Science and Culture.
What I have tried to say above is that
what is often presented as science is nothing of the kind and while it is
tempting to blame this obfuscation on the media, the fault usually lies in us.
Although I stressed the importance of scientific thinking in everyday life, I
still have not replaced the striped toothpaste and collapsible umbrellas with
excitement and adventure. I started off by talking about a Sibelius symphony
and I want to finish on a similar cultural note. We never seem to insist when
talking to the media that science is part of human culture, and to me this is
perhaps the most egregious deficiency in the story we do tell. Far more
eloquent voices than mine have placed science in its proper cultural context,
so I will let them do the talking:
I begin with Democritus on atoms:
'The only existing things are atoms and
empty space - all else is mere opinion. The atoms are infinite in number and
infinitely various in form; they strike together and the lateral motions and
whirlings which then arise are the beginnings of worlds...The soul consists of
fine, smooth, round atoms like those of fire. These are the most mobile of all.
They interpenetrate the whole body, and in their motions, the phenomenon of
life arises.'
Much, but not all of
this would be accepted as valid today, but even when he is wrong, there is a
breadth and nobility of vision here which few people would fail to accept as a
contribution to our cultural life.
Newton, 2100 years later, talking about
the real business of particle physics before its time, put it this way:
'There are therefore Agents in Nature
able to make particles of Bodies ftick together by very ftrong attractions.

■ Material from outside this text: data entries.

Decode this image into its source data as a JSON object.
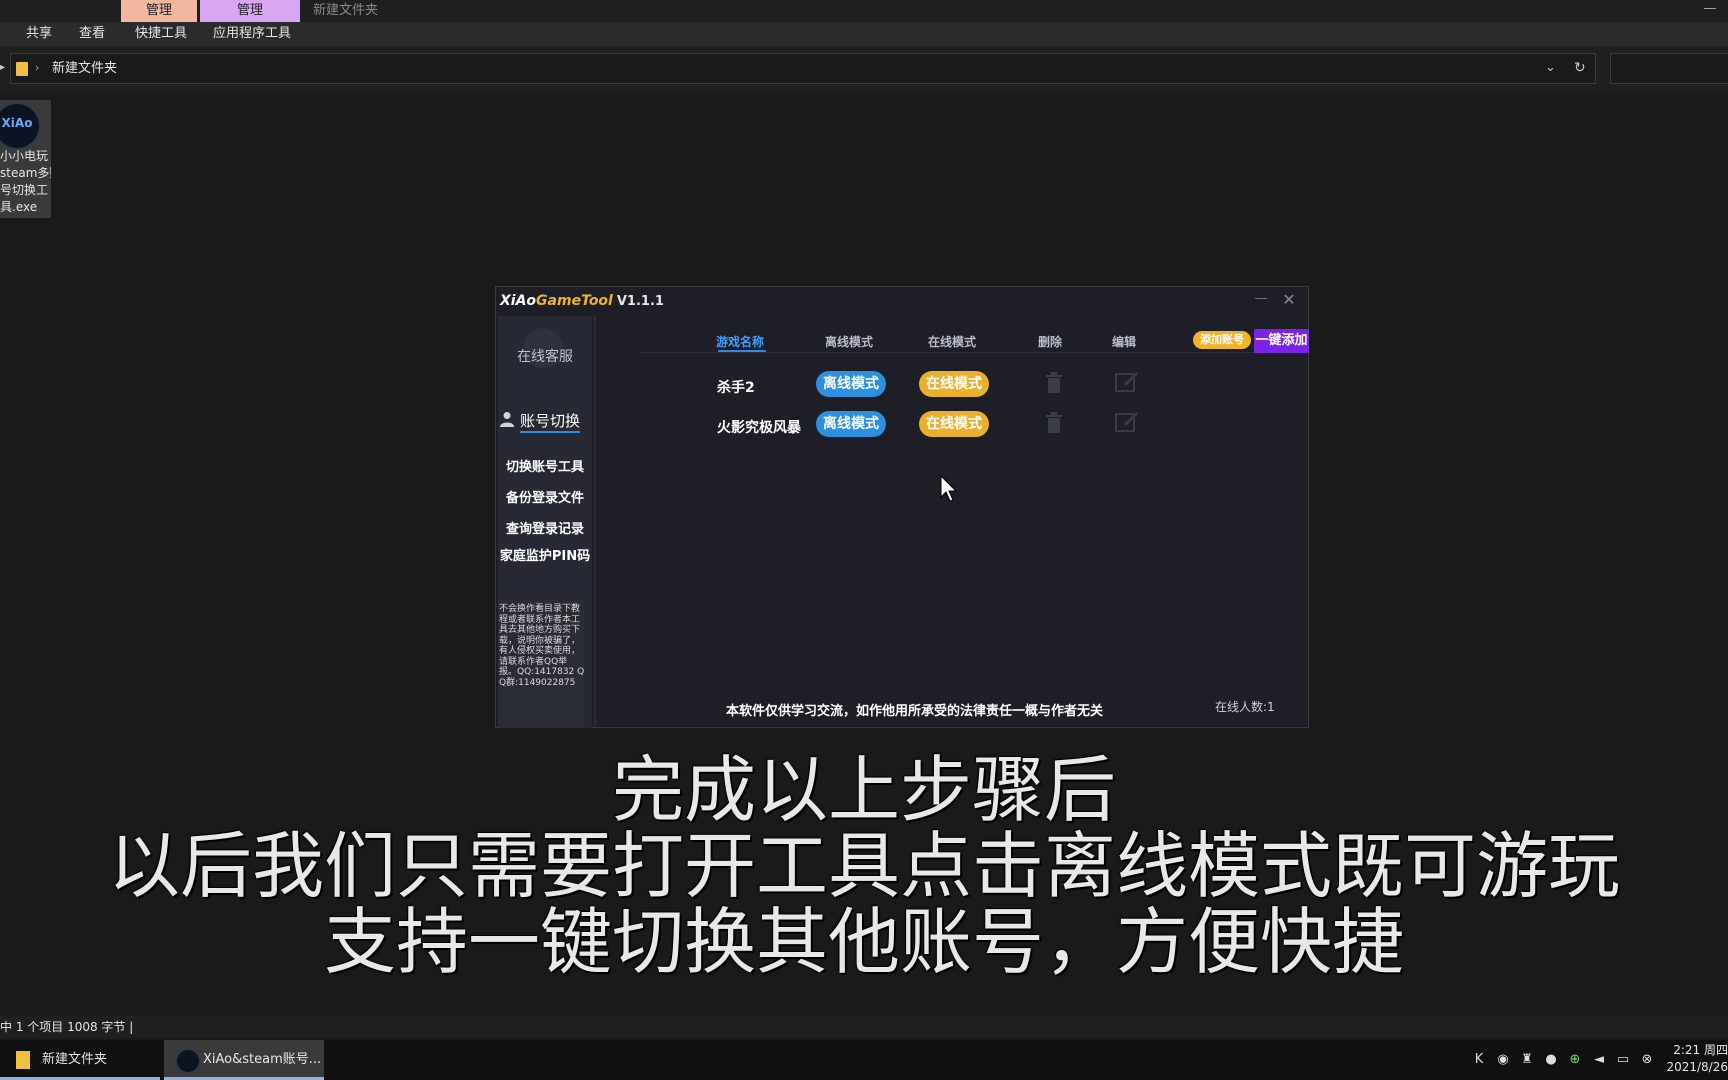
{
  "explorer": {
    "ribbon": {
      "contextual_tabs": [
        "管理",
        "管理"
      ],
      "window_title": "新建文件夹",
      "menu": [
        "共享",
        "查看",
        "快捷工具",
        "应用程序工具"
      ]
    },
    "address": {
      "path": "新建文件夹"
    },
    "file": {
      "name": "小小电玩\nsteam多账\n号切换工\n具.exe",
      "icon_text": "XiAo"
    },
    "status": "中 1 个项目   1008 字节   |"
  },
  "tool": {
    "title_a": "XiAo",
    "title_b": "GameTool",
    "version": "V1.1.1",
    "sidebar": {
      "support": "在线客服",
      "active": "账号切换",
      "items": [
        "切换账号工具",
        "备份登录文件",
        "查询登录记录",
        "家庭监护PIN码"
      ],
      "note": "不会换作看目录下教程或者联系作者本工具去其他地方购买下载，说明你被骗了，有人侵权买卖使用，请联系作者QQ举报。QQ:1417832   QQ群:1149022875"
    },
    "columns": [
      "游戏名称",
      "离线模式",
      "在线模式",
      "删除",
      "编辑"
    ],
    "add_account": "添加账号",
    "one_key_add": "一键添加",
    "rows": [
      {
        "name": "杀手2",
        "offline": "离线模式",
        "online": "在线模式"
      },
      {
        "name": "火影究极风暴",
        "offline": "离线模式",
        "online": "在线模式"
      }
    ],
    "disclaimer": "本软件仅供学习交流，如作他用所承受的法律责任一概与作者无关",
    "online_count": "在线人数:1"
  },
  "subtitles": [
    "完成以上步骤后",
    "以后我们只需要打开工具点击离线模式既可游玩",
    "支持一键切换其他账号，方便快捷"
  ],
  "taskbar": {
    "items": [
      "新建文件夹",
      "XiAo&steam账号..."
    ],
    "time": "2:21 周四",
    "date": "2021/8/26"
  },
  "colors": {
    "offline": "#2d8fe0",
    "online": "#e8b02e",
    "onekey": "#7a22e6",
    "accent": "#2e8ae6"
  }
}
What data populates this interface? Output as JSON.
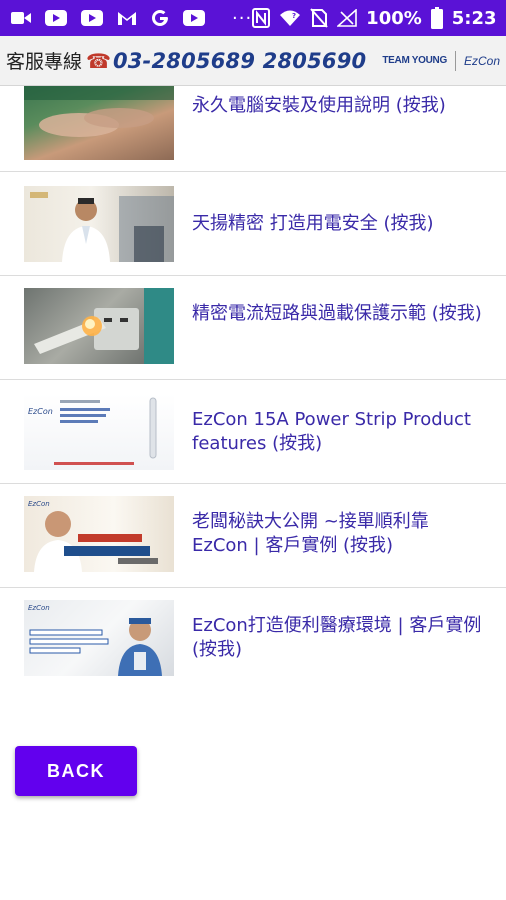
{
  "status_bar": {
    "battery": "100%",
    "time": "5:23",
    "dots": "···",
    "icons": [
      "video-camera-icon",
      "youtube-icon",
      "youtube-icon",
      "gmail-icon",
      "google-icon",
      "youtube-icon",
      "nfc-icon",
      "wifi-icon",
      "no-sim-icon",
      "signal-icon",
      "battery-icon"
    ]
  },
  "header": {
    "hotline_label": "客服專線",
    "phone_icon": "☎",
    "hotline_number": "03-2805689 2805690",
    "logo_teamyoung": "TEAM YOUNG",
    "logo_ezcon": "EzCon"
  },
  "videos": [
    {
      "title": "永久電腦安裝及使用說明 (按我)"
    },
    {
      "title": "天揚精密 打造用電安全 (按我)"
    },
    {
      "title": "精密電流短路與過載保護示範 (按我)"
    },
    {
      "title": "EzCon 15A Power Strip Product features (按我)"
    },
    {
      "title": "老闆秘訣大公開 ~接單順利靠EzCon | 客戶實例 (按我)"
    },
    {
      "title": "EzCon打造便利醫療環境 | 客戶實例 (按我)"
    }
  ],
  "back_button": {
    "label": "BACK"
  },
  "colors": {
    "status_bar": "#5a12d6",
    "accent": "#6200ee",
    "title_text": "#3a2aa8",
    "hotline": "#1f3d8a"
  }
}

And
it is the businefs of experimental philofophy to find them out.'
Levin and Lloyd
please note, there is no mention whatever here of striped toothpaste or
commercial profit.
Bertrand Russell, saying much more
eloquently what I said above about nature taking no heed of our convenience or
comfort in deciding the way things will be:
'[T]hat all the labours of the ages,
all the devotion, all the inspiration, all the noonday brightness of human
genius, are destined to extinction in the vast death of the solar system, and
that the whole temple of Man's achievement must inevitably be buried beneath
the debris of a universe in ruins - all these things, if not quite beyond
dispute, are yet so nearly certain, that no philosophy which rejects them can
hope to stand.'
My final quotation is by Ramamurti
Shankar, who is talking about the role of symmetry principles in physics:
'Should we at times be despondent over the fact that we know so few of nature's laws, let us find solace in these symmetry principles, which tell us that what little we know is universal and eternal. From the lonely hydrogen atom in intergalactic space which emits its 21 centimetre radiation as predicted by quantum theory, to giant galaxies that gyrate to the tune of Newton's laws, every step in the cosmic dance that follows the beat we discovered bears witness to our achievements, and will continue to do so aeons from now, even if in the meantime the last human mind has been stilled.'
I think you will not
have guessed that this comes from a textbook on Quantum Mechanics. I left it to
the end, because here, it seems to me, is the real answer to everyone who sees
in science only what he wishes to see.
An earlier version of
this article was presented at the 6th International Conference on Public
Communication of Science and Technology PCST-6, CERN, Geneva, 1-3 Feb 2001.